Розалинда ведет нас в глубь корпуса. Теперь, когда я смотрю на него, я думаю, что это был один из ангаров корабля. Большое складское помещение, которое было огромным, но теперь оно накренилось и частично погребено в песке. Они все организовали, сделали перегородки из ящиков с припасами и используют одеяла вместо дверей. Но даже при все при этом выжившим приходится туго, и здесь нет настоящего уединения. Мы заходим в кабинку с письменным столом. Охранники, шедшие с нами, останавливаются у входа, а Розалинда входит, останавливается, и затем поворачивается лицом ко мне и Лэйдону.
— Ладно, я хочу знать, что происходит. Мне нужны подробности. Я хочу знать все, что произошло с тех пор, как я послала тебя каталогизировать растения.

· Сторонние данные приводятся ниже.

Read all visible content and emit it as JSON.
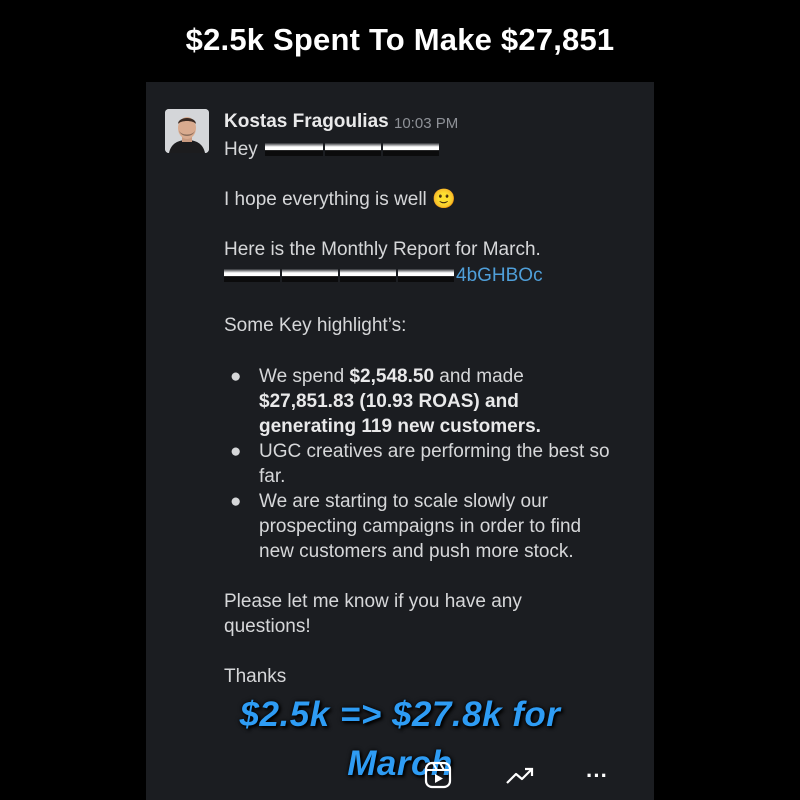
{
  "headline": "$2.5k Spent To Make $27,851",
  "message": {
    "sender": "Kostas Fragoulias",
    "time": "10:03 PM",
    "greeting": "Hey",
    "line1": "I hope everything is well 🙂",
    "line2": "Here is the Monthly Report for March.",
    "link_tail": "4bGHBOc",
    "highlights_title": "Some Key highlight’s:",
    "bullets": [
      {
        "a": "We spend ",
        "b": "$2,548.50",
        "c": " and made",
        "d": "$27,851.83 (10.93 ROAS) and generating 119 new customers."
      },
      {
        "text": "UGC creatives are performing the best so far."
      },
      {
        "text": "We are starting to scale slowly our prospecting campaigns in order to find new customers and push more stock."
      }
    ],
    "closing": "Please let me know if you have any questions!",
    "thanks": "Thanks"
  },
  "overlay": {
    "line1": "$2.5k => $27.8k for",
    "line2": "March"
  },
  "controls": {
    "reel_icon": "reels-icon",
    "trend_icon": "trending-up-icon",
    "more_icon": "more-icon",
    "more_glyph": "···"
  }
}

Я сглатываю, чувствуя себя неловко под ее пристальным взглядом и от ее требовательного поведения. Лэйдон рядом со мной напрягается, его глаза сканируют окружение. Я должна оставаться спокойной, иначе я знаю, что он пойдет на преступление. Я рассказываю Розалинде обо всем, что произошло, опустив часть о том, как я проснулась с Лэйдоном между моих ног и о наших более поздних сексуальных контактах. Это личное, и я не чувствую необходимости делиться с кем-либо, о том, кого я беру в свою постель. Когда я заканчиваю, Розалинда вздыхает.
— Ладно, что ж, дела здесь шли не так уж хорошо. Мы потеряли почти дюжину, — говорит она.

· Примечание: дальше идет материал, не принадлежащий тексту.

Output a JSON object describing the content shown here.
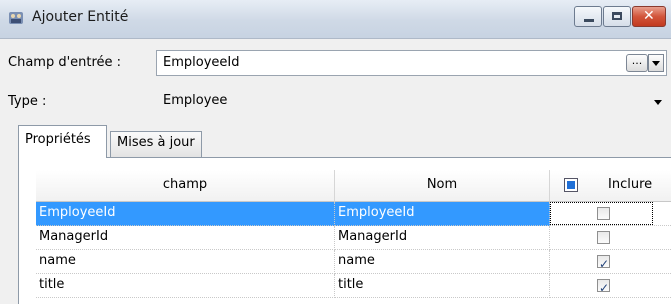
{
  "window": {
    "title": "Ajouter Entité",
    "minimize_label": "",
    "maximize_label": "",
    "close_label": "✕"
  },
  "form": {
    "input_field_label": "Champ d'entrée :",
    "input_field_value": "EmployeeId",
    "browse_button_label": "...",
    "type_label": "Type :",
    "type_value": "Employee"
  },
  "tabs": [
    {
      "label": "Propriétés",
      "active": true
    },
    {
      "label": "Mises à jour",
      "active": false
    }
  ],
  "grid": {
    "columns": {
      "field": "champ",
      "name": "Nom",
      "include": "Inclure"
    },
    "rows": [
      {
        "field": "EmployeeId",
        "name": "EmployeeId",
        "include": false,
        "selected": true
      },
      {
        "field": "ManagerId",
        "name": "ManagerId",
        "include": false,
        "selected": false
      },
      {
        "field": "name",
        "name": "name",
        "include": true,
        "selected": false
      },
      {
        "field": "title",
        "name": "title",
        "include": true,
        "selected": false
      }
    ]
  },
  "colors": {
    "selection": "#3399ff",
    "close_button": "#c23a1f"
  }
}
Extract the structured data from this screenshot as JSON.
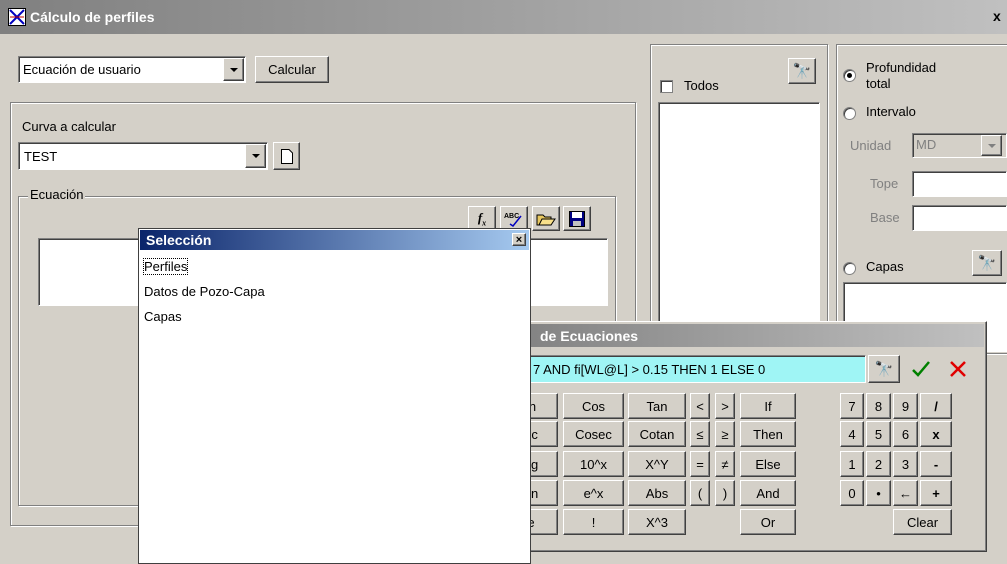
{
  "window": {
    "title": "Cálculo de perfiles",
    "close_label": "x"
  },
  "top": {
    "equation_type": "Ecuación de usuario",
    "calc_button": "Calcular"
  },
  "curve": {
    "label": "Curva a calcular",
    "value": "TEST"
  },
  "equation": {
    "group_label": "Ecuación"
  },
  "selection": {
    "title": "Selección",
    "close_label": "×",
    "items": [
      "Perfiles",
      "Datos de Pozo-Capa",
      "Capas"
    ]
  },
  "wells": {
    "todos_label": "Todos"
  },
  "range": {
    "profundidad_label_1": "Profundidad",
    "profundidad_label_2": "total",
    "intervalo_label": "Intervalo",
    "unidad_label": "Unidad",
    "unidad_value": "MD",
    "tope_label": "Tope",
    "base_label": "Base",
    "capas_label": "Capas"
  },
  "editor": {
    "title": "de Ecuaciones",
    "expression": "7 AND fi[WL@L] > 0.15 THEN 1 ELSE 0",
    "keys": {
      "r1": [
        "in",
        "Cos",
        "Tan",
        "<",
        ">",
        "If",
        "7",
        "8",
        "9",
        "/"
      ],
      "r2": [
        "ec",
        "Cosec",
        "Cotan",
        "≤",
        "≥",
        "Then",
        "4",
        "5",
        "6",
        "x"
      ],
      "r3": [
        "og",
        "10^x",
        "X^Y",
        "=",
        "≠",
        "Else",
        "1",
        "2",
        "3",
        "-"
      ],
      "r4": [
        "Ln",
        "e^x",
        "Abs",
        "(",
        ")",
        "And",
        "0",
        "•",
        "←",
        "+"
      ],
      "r5": [
        "e",
        "!",
        "X^3",
        "Or",
        "Clear"
      ]
    }
  },
  "colors": {
    "titlebar": "#808080",
    "selection_title": "#0a246a",
    "expression_bg": "#9ff5f5",
    "ok_green": "#008000",
    "cancel_red": "#e00000"
  }
}
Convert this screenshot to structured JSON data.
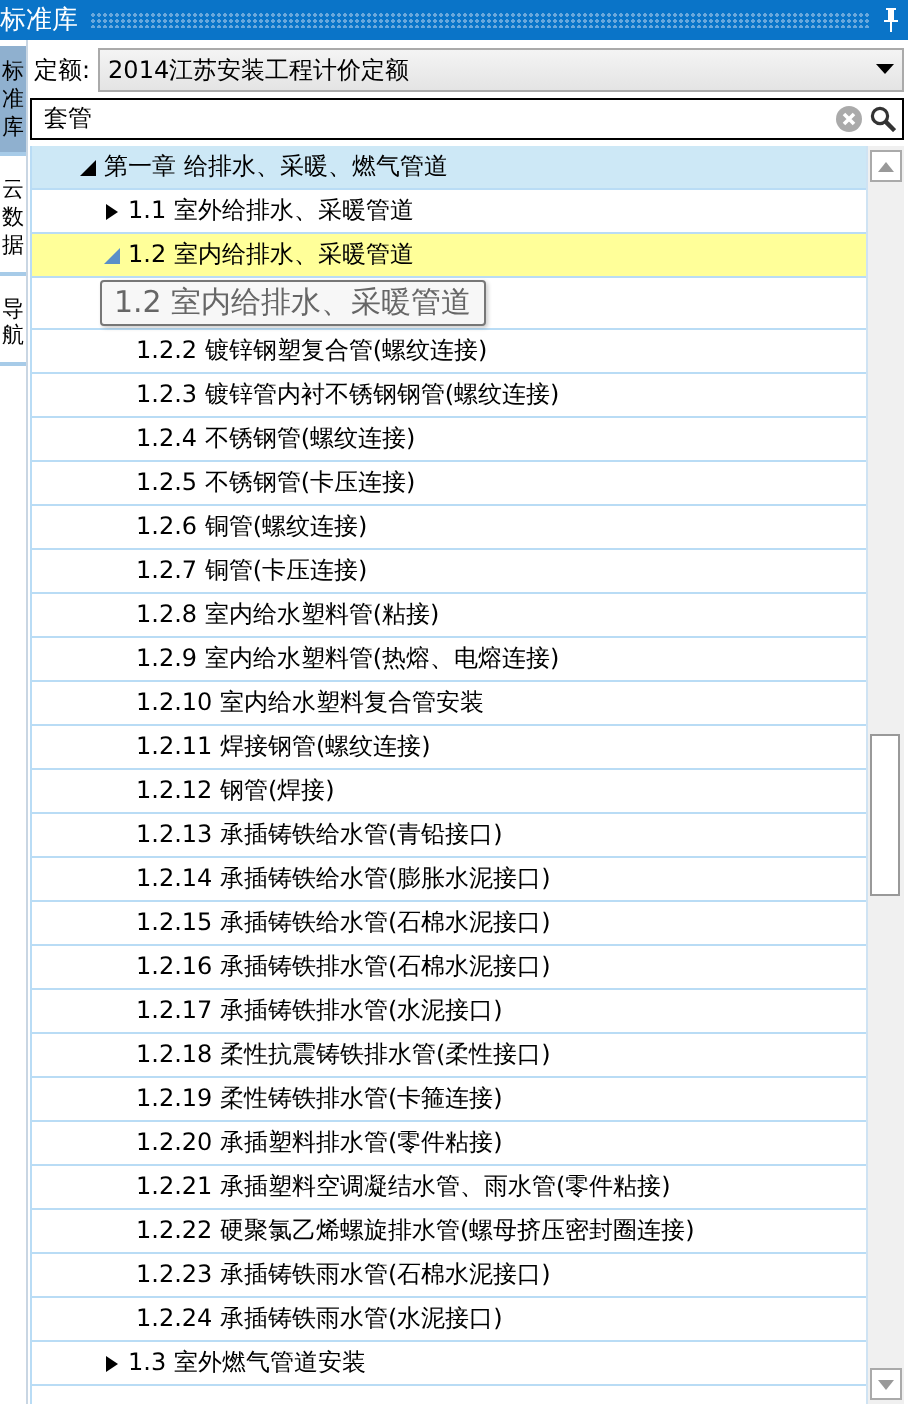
{
  "window": {
    "title": "标准库"
  },
  "side_tabs": [
    {
      "label": "标准库",
      "selected": true
    },
    {
      "label": "云数据",
      "selected": false
    },
    {
      "label": "导航",
      "selected": false
    }
  ],
  "quota": {
    "label": "定额:",
    "value": "2014江苏安装工程计价定额"
  },
  "search": {
    "value": "套管"
  },
  "tree": [
    {
      "label": "第一章 给排水、采暖、燃气管道",
      "expanded": true,
      "selected": false,
      "children": [
        {
          "label": "1.1 室外给排水、采暖管道",
          "expanded": false,
          "selected": false
        },
        {
          "label": "1.2 室内给排水、采暖管道",
          "expanded": true,
          "selected": true,
          "children": [
            {
              "label": "1.2.2 镀锌钢塑复合管(螺纹连接)",
              "selected": false
            },
            {
              "label": "1.2.3 镀锌管内衬不锈钢钢管(螺纹连接)",
              "selected": false
            },
            {
              "label": "1.2.4 不锈钢管(螺纹连接)",
              "selected": false
            },
            {
              "label": "1.2.5 不锈钢管(卡压连接)",
              "selected": false
            },
            {
              "label": "1.2.6 铜管(螺纹连接)",
              "selected": false
            },
            {
              "label": "1.2.7 铜管(卡压连接)",
              "selected": false
            },
            {
              "label": "1.2.8 室内给水塑料管(粘接)",
              "selected": false
            },
            {
              "label": "1.2.9 室内给水塑料管(热熔、电熔连接)",
              "selected": false
            },
            {
              "label": "1.2.10 室内给水塑料复合管安装",
              "selected": false
            },
            {
              "label": "1.2.11 焊接钢管(螺纹连接)",
              "selected": false
            },
            {
              "label": "1.2.12 钢管(焊接)",
              "selected": false
            },
            {
              "label": "1.2.13 承插铸铁给水管(青铅接口)",
              "selected": false
            },
            {
              "label": "1.2.14 承插铸铁给水管(膨胀水泥接口)",
              "selected": false
            },
            {
              "label": "1.2.15 承插铸铁给水管(石棉水泥接口)",
              "selected": false
            },
            {
              "label": "1.2.16 承插铸铁排水管(石棉水泥接口)",
              "selected": false
            },
            {
              "label": "1.2.17 承插铸铁排水管(水泥接口)",
              "selected": false
            },
            {
              "label": "1.2.18 柔性抗震铸铁排水管(柔性接口)",
              "selected": false
            },
            {
              "label": "1.2.19 柔性铸铁排水管(卡箍连接)",
              "selected": false
            },
            {
              "label": "1.2.20 承插塑料排水管(零件粘接)",
              "selected": false
            },
            {
              "label": "1.2.21 承插塑料空调凝结水管、雨水管(零件粘接)",
              "selected": false
            },
            {
              "label": "1.2.22 硬聚氯乙烯螺旋排水管(螺母挤压密封圈连接)",
              "selected": false
            },
            {
              "label": "1.2.23 承插铸铁雨水管(石棉水泥接口)",
              "selected": false
            },
            {
              "label": "1.2.24 承插铸铁雨水管(水泥接口)",
              "selected": false
            }
          ]
        },
        {
          "label": "1.3 室外燃气管道安装",
          "expanded": false,
          "selected": false
        }
      ]
    }
  ],
  "tooltip": "1.2 室内给排水、采暖管道"
}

— Потеряли? — спрашиваю я.
— Они мертвы, — холодно отвечает Розалинда.
— Что? Как?
— Несчастные случаи, монстры, твари и глупость. Поэтому никто не чувствует гостеприимства по отношению к еще одному странному пришельцу. — Розалинда оглядывает Лэйдона с ног до головы. — Расскажи мне больше об этом городе.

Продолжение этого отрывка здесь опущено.